L'agence a dégradé la note de l'assureur de «A-» à «BBB+», assortie d'une perspective négative, soulignant sa sensibilité au risque grec

Groupama s'enfonce. L'assureur français a vu hier sa note de crédit réléguée par Standard & Poor's au rang de qualité moyenne inférieure. Elle passe ainsi chez S&P de «A-» à «BBB+» avec une perspective négative. Fitch Ratings attribue de son côté une note «A», assortie elle aussi d'une perspective négative. Groupama paie mécaniquement le prix de la dégringolade en catégorie spéculative de la note de la dette souveraine grecque, qui est passée le 9 mai de «BB-» à «B».

«Nous pensons que l'exposition concrète de Groupama aux obligations gouvernementales de la Grèce va affaiblir le profil financier de l'assureur», a expliqué S&P dans un communiqué. Les exigences supplémentaires en capital au titre des risques de crédit vont peser sur le groupe, et de fait «nous jugeons improbable que les fonds propres de Groupama, selon notre modèle, regagnent des niveaux favorisant des notes de solidité financière forte dans les deux prochaines années», a encore ajouté S&P.
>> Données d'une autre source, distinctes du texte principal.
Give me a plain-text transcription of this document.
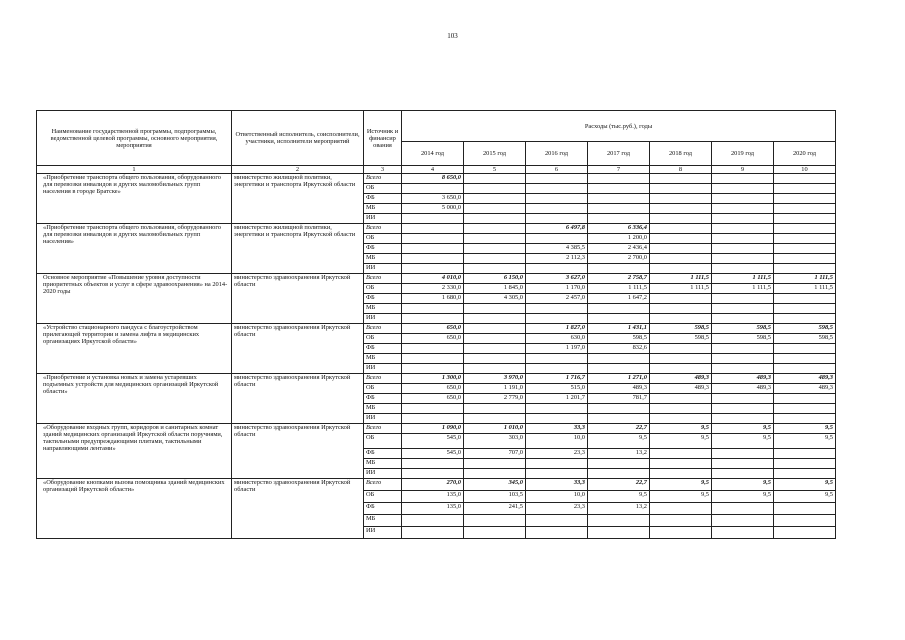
103
Наименование государственной программы, подпрограммы, ведомственной целевой программы, основного мероприятия, мероприятия	Ответственный исполнитель, соисполнители, участники, исполнители мероприятий	Источник и финансир ования	Расходы (тыс.руб.), годы						
			2014 год	2015 год	2016 год	2017 год	2018 год	2019 год	2020 год
1	2	3	4	5	6	7	8	9	10
«Приобретение транспорта общего пользования, оборудованного для перевозки инвалидов и других маломобильных групп населения в городе Братске»	министерство жилищной политики, энергетики и транспорта Иркутской области	Всего	8 650,0						
		ОБ							
		ФБ	3 650,0						
		МБ	5 000,0						
		ИИ							
«Приобретение транспорта общего пользования, оборудованного для перевозки инвалидов и других маломобильных групп населения»	министерство жилищной политики, энергетики и транспорта Иркутской области	Всего			6 497,8	6 336,4			
		ОБ				1 200,0			
		ФБ			4 385,5	2 436,4			
		МБ			2 112,3	2 700,0			
		ИИ							
Основное мероприятие «Повышение уровня доступности приоритетных объектов и услуг в сфере здравоохранения» на 2014-2020 годы	министерство здравоохранения Иркутской области	Всего	4 010,0	6 150,0	3 627,0	2 758,7	1 111,5	1 111,5	1 111,5
		ОБ	2 330,0	1 845,0	1 170,0	1 111,5	1 111,5	1 111,5	1 111,5
		ФБ	1 680,0	4 305,0	2 457,0	1 647,2			
		МБ							
		ИИ							
«Устройство стационарного пандуса с благоустройством прилегающей территории и замена лифта в медицинских организациях Иркутской области»	министерство здравоохранения Иркутской области	Всего	650,0		1 827,0	1 431,1	598,5	598,5	598,5
		ОБ	650,0		630,0	598,5	598,5	598,5	598,5
		ФБ			1 197,0	832,6			
		МБ							
		ИИ							
«Приобретение и установка новых и замена устаревших подъемных устройств для медицинских организаций Иркутской области»	министерство здравоохранения Иркутской области	Всего	1 300,0	3 970,0	1 716,7	1 271,0	489,3	489,3	489,3
		ОБ	650,0	1 191,0	515,0	489,3	489,3	489,3	489,3
		ФБ	650,0	2 779,0	1 201,7	781,7			
		МБ							
		ИИ							
«Оборудование входных групп, коридоров и санитарных комнат зданий медицинских организаций Иркутской области поручнями, тактильными предупреждающими плитами, тактильными направляющими лентами»	министерство здравоохранения Иркутской области	Всего	1 090,0	1 010,0	33,3	22,7	9,5	9,5	9,5
		ОБ	545,0	303,0	10,0	9,5	9,5	9,5	9,5
		ФБ	545,0	707,0	23,3	13,2			
		МБ							
		ИИ							
«Оборудование кнопками вызова помощника зданий медицинских организаций Иркутской области»	министерство здравоохранения Иркутской области	Всего	270,0	345,0	33,3	22,7	9,5	9,5	9,5
		ОБ	135,0	103,5	10,0	9,5	9,5	9,5	9,5
		ФБ	135,0	241,5	23,3	13,2			
		МБ							
		ИИ							
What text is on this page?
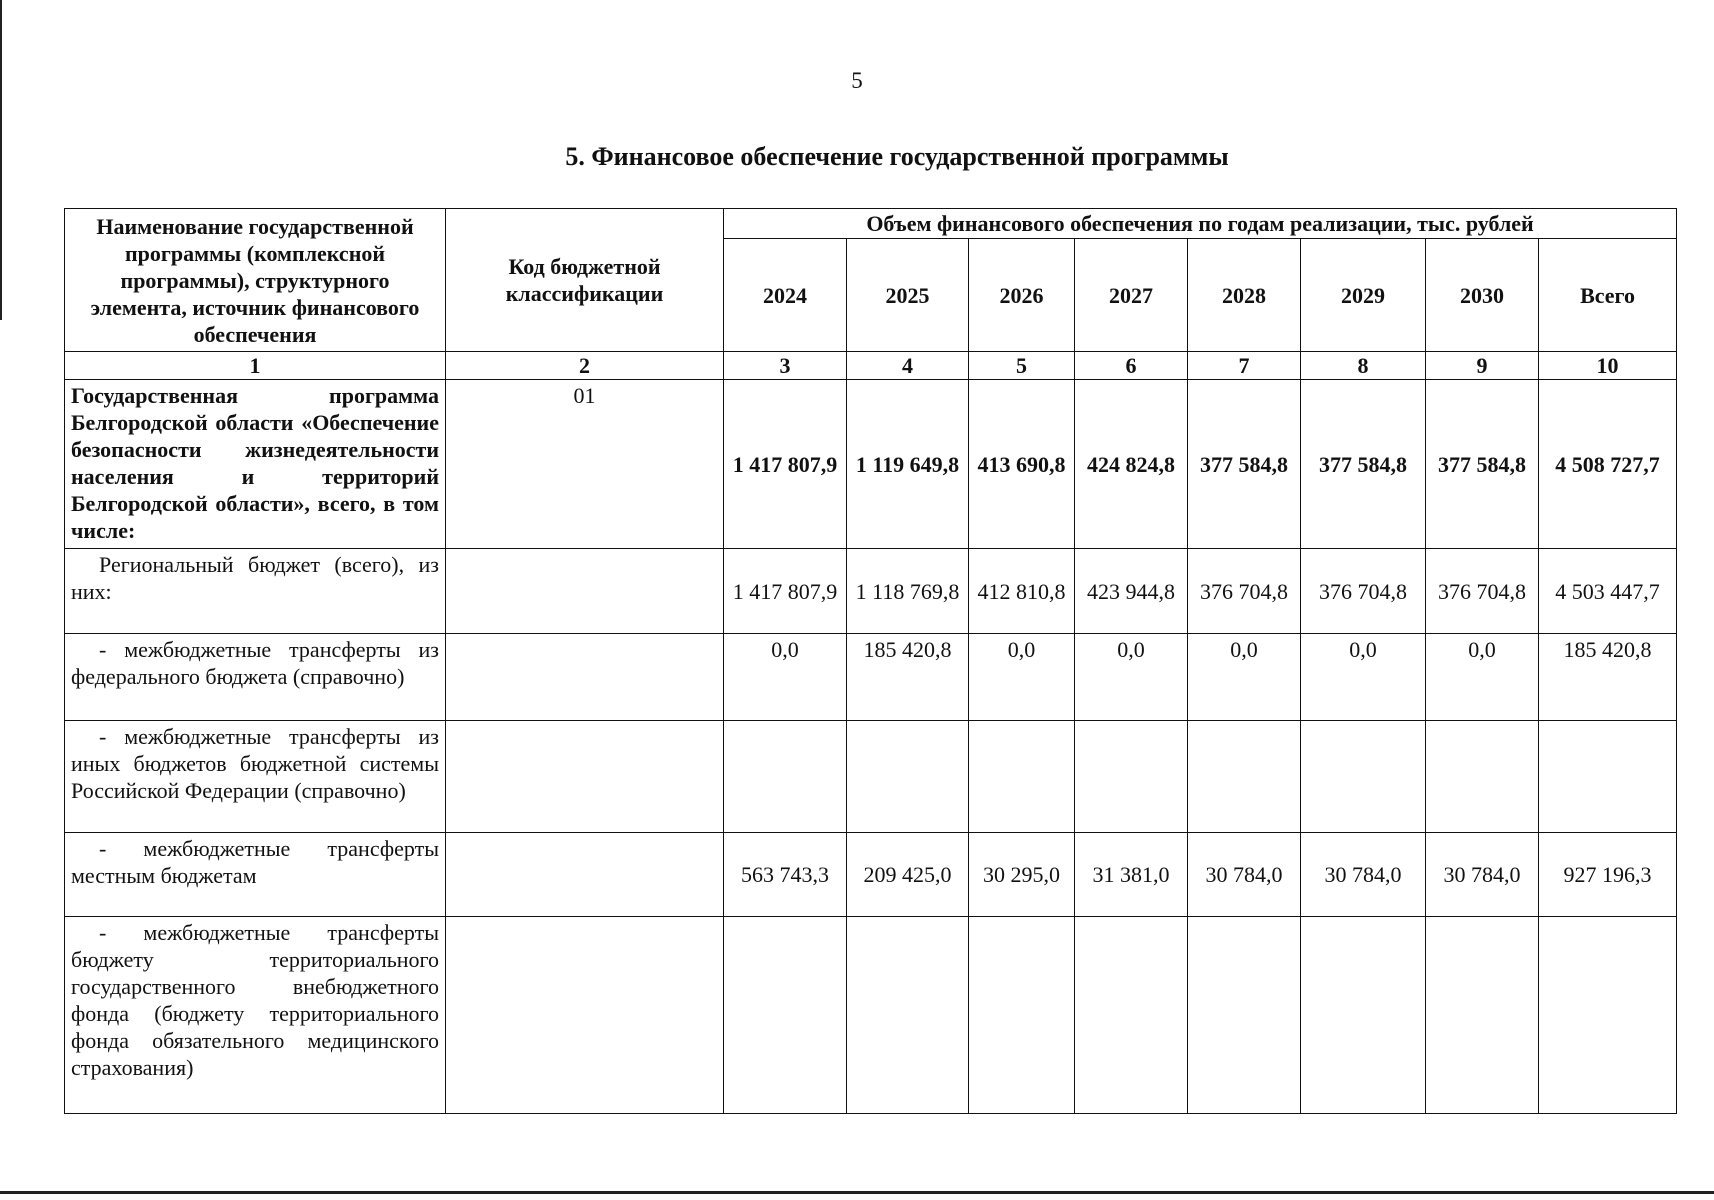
5
5. Финансовое обеспечение государственной программы
Наименование государственной программы (комплексной программы), структурного элемента, источник финансового обеспечения	Код бюджетной классификации	Объем финансового обеспечения по годам реализации, тыс. рублей							
		2024	2025	2026	2027	2028	2029	2030	Всего
1	2	3	4	5	6	7	8	9	10
Государственная программа Белгородской области «Обеспечение безопасности жизнедеятельности населения и территорий Белгородской области», всего, в том числе:	01	1 417 807,9	1 119 649,8	413 690,8	424 824,8	377 584,8	377 584,8	377 584,8	4 508 727,7
Региональный бюджет (всего), из них:		1 417 807,9	1 118 769,8	412 810,8	423 944,8	376 704,8	376 704,8	376 704,8	4 503 447,7
- межбюджетные трансферты из федерального бюджета (справочно)		0,0	185 420,8	0,0	0,0	0,0	0,0	0,0	185 420,8
- межбюджетные трансферты из иных бюджетов бюджетной системы Российской Федерации (справочно)									
- межбюджетные трансферты местным бюджетам		563 743,3	209 425,0	30 295,0	31 381,0	30 784,0	30 784,0	30 784,0	927 196,3
- межбюджетные трансферты бюджету территориального государственного внебюджетного фонда (бюджету территориального фонда обязательного медицинского страхования)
Selon un document présenté aux analystes lors des résultats annuels, les dettes gouvernementales des pays périphériques représentaient 53% du portefeuille de titres de dette souveraine à fin 2010. La valeur boursière des titres des PIIGS totalisait 13,257 milliards d'euros en données consolidées, dont 1,979 milliard d'euros pour la Grèce (2,011 milliards en données combinées). Une exposition qui n'a pas varié depuis, selon l'assureur, et qui arrive en troisième position, derrière l'Italie (7,283 milliards d'euros) et l'Espagne (2,901 milliards). La moins-value latente nette d'impôt et de participation aux bénéfices est en revanche la plus lourde sur les titres grecs, à 286,9 millions d'euros (293 millions en données combinées), pour un total de 473,3 millions.

Dans un cadre plus large, S&P souligne que la perspective négative appliquée à la note «reflète des incertitudes persistantes autour de l'ampleur et de la rapidité du redressement de la performance opérationnelle et de l'adéquation des fonds propres au cours des deux prochaines années». Malgré une amélioration des marges des nouvelles affaires à 0,7% environ en 2011, l'agence s'attend à ce que les bénéfices dans l'activité vie soient affectés par des marchés de capitaux adverses. En dommages, le ratio combiné est anticipé à 102% cette année, hors catastrophes naturelles majeures, et entre 100 et 102% l'année suivante.